The Supreme Court was scheduled to review the case on Aug. 24, but has since delayed the case until Aug. 28 amid charges by the UN human rights experts that Bangladesh is disregarding serious violations of fair trial and due process guarantees.
It is unlikely that Mir Quadem Ali is going to be given a new trial. Jamaat is a major ally of the opposition Bangladesh Nationalist Party headed by Khaleda Zia, who heads the ruling Awami League. The two women have traded periods in power for two decades amid continuing conflict, nationwide strikes and escalating violence. The Awami League, which has held power since 2009, outlawed Jamaat, as the party is known, ruling that it was unfit to contest in national polls.
Critics say the executions relate more to the struggle between the Awami League and Jamaat’s ally, the Bangladesh Nationalist Party.

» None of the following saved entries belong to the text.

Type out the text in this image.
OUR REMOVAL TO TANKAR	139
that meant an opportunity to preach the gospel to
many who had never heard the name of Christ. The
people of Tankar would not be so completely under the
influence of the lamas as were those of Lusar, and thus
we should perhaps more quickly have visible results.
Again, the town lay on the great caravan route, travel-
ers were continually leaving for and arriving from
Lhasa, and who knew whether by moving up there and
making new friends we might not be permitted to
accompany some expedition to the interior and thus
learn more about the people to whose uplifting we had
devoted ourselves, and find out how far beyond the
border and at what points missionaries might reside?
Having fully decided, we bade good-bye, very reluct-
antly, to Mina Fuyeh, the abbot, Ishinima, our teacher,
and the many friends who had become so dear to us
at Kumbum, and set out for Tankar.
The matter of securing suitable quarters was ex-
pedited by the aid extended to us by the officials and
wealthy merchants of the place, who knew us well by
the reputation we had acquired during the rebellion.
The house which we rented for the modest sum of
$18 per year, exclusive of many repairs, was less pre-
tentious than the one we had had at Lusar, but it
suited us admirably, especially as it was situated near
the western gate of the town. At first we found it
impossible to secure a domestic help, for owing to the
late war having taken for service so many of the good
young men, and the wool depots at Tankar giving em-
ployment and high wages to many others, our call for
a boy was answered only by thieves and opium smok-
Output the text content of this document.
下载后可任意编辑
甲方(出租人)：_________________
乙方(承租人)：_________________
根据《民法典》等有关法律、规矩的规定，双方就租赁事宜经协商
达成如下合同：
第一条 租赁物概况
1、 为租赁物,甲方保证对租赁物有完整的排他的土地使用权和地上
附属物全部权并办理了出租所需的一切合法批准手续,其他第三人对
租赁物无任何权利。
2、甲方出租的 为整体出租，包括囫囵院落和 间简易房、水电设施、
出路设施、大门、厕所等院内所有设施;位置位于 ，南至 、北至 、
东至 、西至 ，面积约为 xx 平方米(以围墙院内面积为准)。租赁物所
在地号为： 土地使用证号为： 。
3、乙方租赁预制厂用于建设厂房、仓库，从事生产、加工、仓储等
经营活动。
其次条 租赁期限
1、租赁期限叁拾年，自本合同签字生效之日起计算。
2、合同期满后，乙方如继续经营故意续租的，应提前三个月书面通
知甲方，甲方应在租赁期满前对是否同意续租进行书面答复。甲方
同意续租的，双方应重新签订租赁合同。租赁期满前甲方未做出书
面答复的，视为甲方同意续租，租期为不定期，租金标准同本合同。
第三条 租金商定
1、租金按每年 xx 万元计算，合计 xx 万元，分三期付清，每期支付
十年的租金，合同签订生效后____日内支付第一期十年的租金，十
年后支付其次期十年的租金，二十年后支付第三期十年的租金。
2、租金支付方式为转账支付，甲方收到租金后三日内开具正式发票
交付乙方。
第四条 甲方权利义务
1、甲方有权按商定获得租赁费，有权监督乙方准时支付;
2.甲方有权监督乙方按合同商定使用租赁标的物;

“Our Prime Minister set up the war crimes tribunal in 2010 amidst opposition from various corners including the Jamaat-e-Islami party, which was once an ally to the Bangladesh Nationalist Party (led by Begum Khaleda Zia),” Haroon Hassan, a Dhaka based political analyst, told Asia Sentinel as the move toward the hangings began early in 2015. “They alleged that our present government is scoring political mileage with the war crimes trials.”
The UN human rights experts also expressed alarm at reports that Ali’s son and part of his legal defense team, Ahmed Bin Quasem, a lawyer practicing before the Bangladeshi bar, had been abducted from his home on Aug. 9 by Bangladeshi security forces, two weeks before his father’s review hearing.
“We understand that no information has been given on where he is being held, by whom or under what suspicion or charge. We urge the authorities to immediately disclose the whereabouts of Mr. Quasem,” the UN experts said. Abducted, apparently by the security forces at about the same time was Hummam Quader Chowdhury, the 33-year-old businessman son of the late Salauddin Quader Chowdhury, a leader of the opposition Bangladesh Nationalist Party (BNP), who was also hanged for his part in the 1971 events. Hummam was taken from his car near a traffic light close to the magistrate’s court in Old Dhaka on Aug. 8.
Bangladesh’s security and intelligence forces have all denied knowledge of the detention of the two men despite the fact that Bangladesh’s authorities have informed the US Embassy in Dhaka of their detention. Far too often in Bangladesh, disappearance into the arms of law enforcement is tantamount to permanent disappearance.
The UN experts have pointed out that the Bangladesh requires the police to bring the men to court within 24 hours of detention, and only detain them further following a magistrate’s order, none of which has happened.
The Special Rapporteurs and Working Groups are part of what is known as the Special Procedures of the Human Rights Council. Special Procedures, the largest body of independent experts in the UN Human Rights system, is the general name of the Council’s independent fact-finding and monitoring mechanisms.